Text Brigade

Jun 15, 2011 by

Long ago, when people agree on a date and time of meetings, the agreement is sealed by virtue of trust and confidence on word-of-honor. A non-appearance of the other party can cause an alarm for suspected abduction, severe illness or worse, death. The use of landline telephone was limited to urgent matters that required detailed description of things as substitute to face-to-face meetings. On occasion, the famed telebabad was in fad particularly among yayas who were fond of requesting songs from the DJ, count them teenagers who had Islacom connections.

But the cellular age revolutionized the whole concept of meeting people where the virtues of trust and word-of-honor prevailed. Nowadays, people can arrange for meetings and can cancel it on the last minute because hey, they can just text. When you ask people through SMS, “What time are we meeting later?” the usual reply would be “text-text”. Nowadays, it’s too difficult to decide on specifics without having to bridge the mum-moment with text-text codecs.

I have embraced this revolution and have been practicing it too. I would find it easy to get in touch with people at any time most convenient to me. When things come up, getting your message across is at the tip of your thumb. It doesn’t matter whether you’re defecating, or in the middle of fornication, or you’re in your deathbed. When you need something sent, you just gotta have a load or unlitext or unlicall and off your message goes. No morse codes required.
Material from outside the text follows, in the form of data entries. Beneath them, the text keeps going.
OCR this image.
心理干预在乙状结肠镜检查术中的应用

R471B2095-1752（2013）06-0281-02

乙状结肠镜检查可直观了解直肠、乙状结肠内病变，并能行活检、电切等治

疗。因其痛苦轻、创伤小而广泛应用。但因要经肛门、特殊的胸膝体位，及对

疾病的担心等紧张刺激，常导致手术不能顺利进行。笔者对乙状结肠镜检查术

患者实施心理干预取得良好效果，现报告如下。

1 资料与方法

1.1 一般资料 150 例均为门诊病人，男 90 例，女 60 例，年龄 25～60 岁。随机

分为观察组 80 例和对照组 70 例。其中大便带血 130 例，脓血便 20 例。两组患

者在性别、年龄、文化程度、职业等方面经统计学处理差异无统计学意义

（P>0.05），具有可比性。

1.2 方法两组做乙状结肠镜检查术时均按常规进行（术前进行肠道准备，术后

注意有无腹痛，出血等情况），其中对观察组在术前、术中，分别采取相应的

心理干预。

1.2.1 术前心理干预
This revolutionary culture of text messaging has created sub-cultures so complicated it has become an entirely different sub-world. When engaged in text messaging, we put up a categorized set of consciousness depending on our “business” on a particular message. Is this message addressed to a boss? Is this message intended to flirt? Is this message composed to threat a disliked person? It’s interesting how we behave in the virtual schema of text messaging and much as I am capable of discussing them one-by-one, you have got to pay me to do that.

Question:

1. When you text someone about something light, say, “what’s up for tonight?” and you don’t get a reply, does that mean there’s nothing up tonight? Or does it mean they don’t want you to know what’s up for tonight? Or they just don’t have load?

2. When you compose a lengthy message about something nice, say, “Hi, how are you? My day was quite fun because I went on sale at SM City for the first time. Saved up about a thousand bucks on socks!” and you get a reply that says, “K.” Do I have the right to feel bad about the person and bitch up on her too? Can I post something on her facebook wall that says: I notice your vocabulary is getting more scarce by the day?

3. When you get forwarded messages that are all sexual and lascivious from a former student on a daily basis, what does it mean?

4. When someone requests for a 5-peso pasaload (phone-to-phone remittance), is it alright to say no?

5. Is it ok to advise another texter that abbreviating too much is stupid? I find it boggling why people have to abbreviate when they only typed “Cn u plz frwrd 2 m d myl?” Obviously there’s a lot of space left on the compose pad. Isn’t abbreviation supposed to conserve space?

6. I haven’t even started talking about jejemon yet. That would require a separate blog, for sure.

Sleep-Texting as an alternative to sleep-walking

Consider this article from : http://cbanga360.net

Many Pinoys feel a sense of pride upon learning that the Philippines has been acknowledged the text messaging capital of the world in the past years. It is of no wonder since in one household, almost all members of the family that can read and write, therefore can text, have a cellphone for the purpose.

Consider this:

* PH users sent over 1.39 billion text in the reference year of 2009.

* India which has 220 million cell phone users sent more than 1 billion for the same period (Definitely will surpass PH soon).

* A single PH subscriber sends an average of 600 text messages per month.

* Pinoys send 43% more than SMS users of the US.

* Mobile phone providers stockholders/owners realize an ROI so enticing.

* Average Pinoy user spend more on cell phone loads on a regular basis than buying pan de sal (bread roll) for breakfast at the local bakery store.

* Many would rather text their time away wherever they are, or go.

* Ambulant vendors and the homeless boy living under the Quiapo (Manila) bridge has a cell phone.

But the SMS market is on the verge of a phenomenal change. Fast forward today, the title could be in jeopardy as PH users are turning to social networking sites for messaging instead. The presumption was based on:

* PH telecom companies’ report that SMS messages have been on decline on the year that just ended, with lower traffic than expected during the immediately past Christmas holidays- a traditional peak period for SMS messaging based on previous years.

* People now use online social platforms such as Facebook and Twitter over cell phone for texting.

* Users find social networking online convenient, cost efficient and very accessible.